Court Opinion

ID: 4122707
Source: CourtListenerOpinion
Date Created: 2017-02-02 17:09:51.403099+00
Date Added: 2024-06-11T14:26:15.755675
License: Public Domain

People v Nunez (2017 NY Slip Op 00732)

People v Nunez

2017 NY Slip Op 00732

Decided on February 2, 2017

Appellate Division, First Department

Published by New York State Law Reporting Bureau pursuant to Judiciary Law § 431.

This opinion is uncorrected and subject to revision before publication in the Official Reports.

Decided on February 2, 2017

Sweeny, J.P., Acosta, Moskowitz, Kapnick, Kahn, JJ.

2981 2913/12

[*1]The People of the State of New York, Respondent,
vRoberto Nunez, Defendant-Appellant.

Robert S. Dean, Center for Appellate Litigation, New York (Susan H. Salomon of counsel), for appellant.
Cyrus R. Vance, Jr., District Attorney, New York (Susan Gliner of counsel), for respondent.
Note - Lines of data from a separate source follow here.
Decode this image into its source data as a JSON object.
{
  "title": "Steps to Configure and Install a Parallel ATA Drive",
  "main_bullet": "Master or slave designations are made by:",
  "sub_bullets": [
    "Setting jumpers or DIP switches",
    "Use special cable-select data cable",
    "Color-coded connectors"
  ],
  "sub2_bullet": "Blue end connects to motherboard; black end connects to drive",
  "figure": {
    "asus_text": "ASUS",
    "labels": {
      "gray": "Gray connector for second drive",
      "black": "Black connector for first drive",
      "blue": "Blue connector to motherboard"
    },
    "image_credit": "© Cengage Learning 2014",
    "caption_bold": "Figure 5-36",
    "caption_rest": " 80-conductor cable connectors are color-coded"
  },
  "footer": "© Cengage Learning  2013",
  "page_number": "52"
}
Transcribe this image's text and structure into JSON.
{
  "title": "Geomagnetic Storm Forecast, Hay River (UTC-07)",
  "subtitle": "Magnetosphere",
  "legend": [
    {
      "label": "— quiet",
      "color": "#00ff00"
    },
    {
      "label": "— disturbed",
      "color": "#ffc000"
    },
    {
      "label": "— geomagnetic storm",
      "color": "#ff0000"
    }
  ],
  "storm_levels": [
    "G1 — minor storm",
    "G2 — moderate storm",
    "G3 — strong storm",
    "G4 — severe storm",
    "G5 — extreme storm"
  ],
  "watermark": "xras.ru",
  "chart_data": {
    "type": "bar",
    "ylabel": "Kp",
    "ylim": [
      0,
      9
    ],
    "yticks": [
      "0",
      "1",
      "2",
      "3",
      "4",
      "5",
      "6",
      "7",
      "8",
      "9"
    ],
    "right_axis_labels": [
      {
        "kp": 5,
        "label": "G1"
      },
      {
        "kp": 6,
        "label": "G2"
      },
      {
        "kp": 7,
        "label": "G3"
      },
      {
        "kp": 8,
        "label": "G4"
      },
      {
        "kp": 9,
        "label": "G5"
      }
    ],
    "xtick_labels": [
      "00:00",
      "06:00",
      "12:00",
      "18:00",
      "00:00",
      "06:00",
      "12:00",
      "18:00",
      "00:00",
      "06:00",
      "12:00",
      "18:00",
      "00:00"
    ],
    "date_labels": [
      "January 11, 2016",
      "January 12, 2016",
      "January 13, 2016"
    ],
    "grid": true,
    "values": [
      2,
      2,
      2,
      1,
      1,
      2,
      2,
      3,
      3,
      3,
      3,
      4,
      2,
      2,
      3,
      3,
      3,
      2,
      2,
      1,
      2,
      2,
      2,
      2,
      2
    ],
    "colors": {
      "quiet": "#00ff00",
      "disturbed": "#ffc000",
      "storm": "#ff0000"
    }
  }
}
Judgment, Supreme Court, New York County (Thomas Farber, J.), rendered November 26, 2013, as amended January 30, 2014, convicting defendant, after a jury trial, of three counts each of murder in the first and second degrees, and sentencing him, as a second violent felony offender, to an aggregate term of life without parole, unanimously affirmed.
Defendant's legal sufficiency claim is unpreserved and we decline to review it in the interest of justice. As an alternative holding, we reject it on the merits. We also find that the verdict was not against the weight of the evidence (see People v Danielson, 9 NY3d 342, 348-349 [2007]). Defendant's exculpatory testimony did not place the evidence in "equipoise," as defendant asserts. On the contrary, the jury could have reasonably found defendant's testimony incredible and disregarded it, while instead accepting the People's compelling circumstantial case.
The prosecutor's remarks in summation fell within the broad bounds of rhetorical comment permissible in closing argument (see People v Galloway, 54 NY2d 396, 399 [1981]). The People were entitled to argue that their case was strong, that defendant's testimony was incredible, and that defendant's status as an interested witness was one of the factors affecting his credibility. Nothing in the People's phrasing of these arguments was so inflammatory as to warrant reversal.
We perceive no basis for reducing the sentence.
THIS CONSTITUTES THE DECISION AND ORDER
OF THE SUPREME COURT, APPELLATE DIVISION, FIRST DEPARTMENT.